Pessimism about third-quarter profits that had pushed stocks down in the past few weeks continued to evaporate. Reports showing unexpected increases in earnings outnumbered downside surprises by about 2-to-1 Friday.
Analysts said the early October market decline was partly spurred by companies that were warning in advance that their quarterly reports would miss analysts' profit predictions.
The Securities and Exchange Commission requires such warnings if the difference is significant and making the warnings is in companies' interest.
``You don't want to be in a position of reporting a negative surprise,'' said Philip Orlando, senior vice president at First Capital Advisers in New York. ``That's the worst thing you can do.
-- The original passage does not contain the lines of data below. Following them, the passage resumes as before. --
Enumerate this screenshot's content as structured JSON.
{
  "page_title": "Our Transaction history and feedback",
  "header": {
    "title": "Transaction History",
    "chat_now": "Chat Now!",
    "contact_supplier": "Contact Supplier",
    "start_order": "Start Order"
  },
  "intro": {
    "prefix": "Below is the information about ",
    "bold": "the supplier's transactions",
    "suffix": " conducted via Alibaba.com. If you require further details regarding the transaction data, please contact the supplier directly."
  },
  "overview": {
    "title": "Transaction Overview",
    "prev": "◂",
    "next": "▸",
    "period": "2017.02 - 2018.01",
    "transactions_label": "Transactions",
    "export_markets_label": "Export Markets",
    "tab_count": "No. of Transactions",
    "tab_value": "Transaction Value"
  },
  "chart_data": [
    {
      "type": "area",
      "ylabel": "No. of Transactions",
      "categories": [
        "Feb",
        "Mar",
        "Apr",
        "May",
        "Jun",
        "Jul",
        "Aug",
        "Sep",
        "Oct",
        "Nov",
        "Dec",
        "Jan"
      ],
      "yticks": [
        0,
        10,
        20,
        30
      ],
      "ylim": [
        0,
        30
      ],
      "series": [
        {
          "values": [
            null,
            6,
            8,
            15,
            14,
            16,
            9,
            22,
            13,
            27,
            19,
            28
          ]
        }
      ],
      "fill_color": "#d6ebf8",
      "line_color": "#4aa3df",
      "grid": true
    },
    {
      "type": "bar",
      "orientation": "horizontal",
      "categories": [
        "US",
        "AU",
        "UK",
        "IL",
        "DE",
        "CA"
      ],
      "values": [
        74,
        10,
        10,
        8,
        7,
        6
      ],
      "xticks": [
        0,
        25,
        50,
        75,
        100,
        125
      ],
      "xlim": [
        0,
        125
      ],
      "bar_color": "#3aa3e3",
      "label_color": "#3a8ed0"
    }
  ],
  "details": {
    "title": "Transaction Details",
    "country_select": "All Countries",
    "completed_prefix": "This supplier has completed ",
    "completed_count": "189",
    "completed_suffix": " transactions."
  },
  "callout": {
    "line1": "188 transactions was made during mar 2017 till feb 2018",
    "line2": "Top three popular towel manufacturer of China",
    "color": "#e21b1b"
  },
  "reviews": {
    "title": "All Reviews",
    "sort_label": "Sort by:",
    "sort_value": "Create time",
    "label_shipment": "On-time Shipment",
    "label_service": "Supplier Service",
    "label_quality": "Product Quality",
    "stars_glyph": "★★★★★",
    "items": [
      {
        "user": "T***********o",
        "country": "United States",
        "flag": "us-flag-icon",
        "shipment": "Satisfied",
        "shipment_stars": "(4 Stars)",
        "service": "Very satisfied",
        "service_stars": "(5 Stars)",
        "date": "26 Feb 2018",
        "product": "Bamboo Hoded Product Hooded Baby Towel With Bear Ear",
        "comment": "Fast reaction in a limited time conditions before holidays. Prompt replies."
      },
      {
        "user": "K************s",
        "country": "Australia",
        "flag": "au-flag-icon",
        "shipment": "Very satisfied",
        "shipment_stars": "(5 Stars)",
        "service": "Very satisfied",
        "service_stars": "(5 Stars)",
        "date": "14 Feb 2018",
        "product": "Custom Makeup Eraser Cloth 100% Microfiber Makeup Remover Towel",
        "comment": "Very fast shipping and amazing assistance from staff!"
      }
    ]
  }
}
The market will simply take your stock out back and shoot it.''
Jack White, director of the investment strategy group at Interstate-Johnson Lane in Charlotte, N.C. said: ``You've probably seen most of the negative surprises in earnings preannounced. With that out of way companies that have good numbers have the opportunity to show their stuff.''
Also Friday morning, the Labor Department reported that the September consumer price index rose a minuscule 0.1 percent, sending the yields on long-term U.S. Treasury securities down to 20-month lows. That boosted the prospect of lower interest rates for corporate and consumer debt, and helped accelerate the stock rally.
Charles Comer, Credit Lyonnais Securities' director of research, said the late day falloff shows that investors are still skittish that a sharp downturn may be forthcoming _ simply because the market is now so high.
``The market is at or near record highs. People are anxious. It's tough to make a strong case to buy X, Y or Z because they're not as cheap as they were six months ago. A lot of people have profits and are worried about seeing them evaporate.''
Computer companies led most technology stocks higher. Digital Equipment Corp. was upgraded by two brokerages Friday morning. Its shares rose 3 1/4 to 49 3/8. Dell Computer Co. gained 3 to 83. Sun Microsystems rose 2 11-16 to 59 15-16.
Left out of the tech rally were semiconductors. Analysts said this could be due to caution ahead of next week's quarterly report by industry leader Intel Corp. Intel fell 1 to 62 3/4. Texas Instruments lost 1 3/4 to 72 3/8.
Banks and financial firms, which benefit from lower interest rates, were higher. Fleet Financial rose 1 to 40 1/4. Merrill Lynch was up 1 1/4 to 64 1/8. Morgan Stanley gained 2 1/2 to 97 1/4.
Cyclical stocks, which rise and fall with the economy, also were stronger.
Chemical maker Monsanto gained 1 1/4 to 101 3/4. Paper maker Boise Cascade rose 1 1/8 to 38 7/8.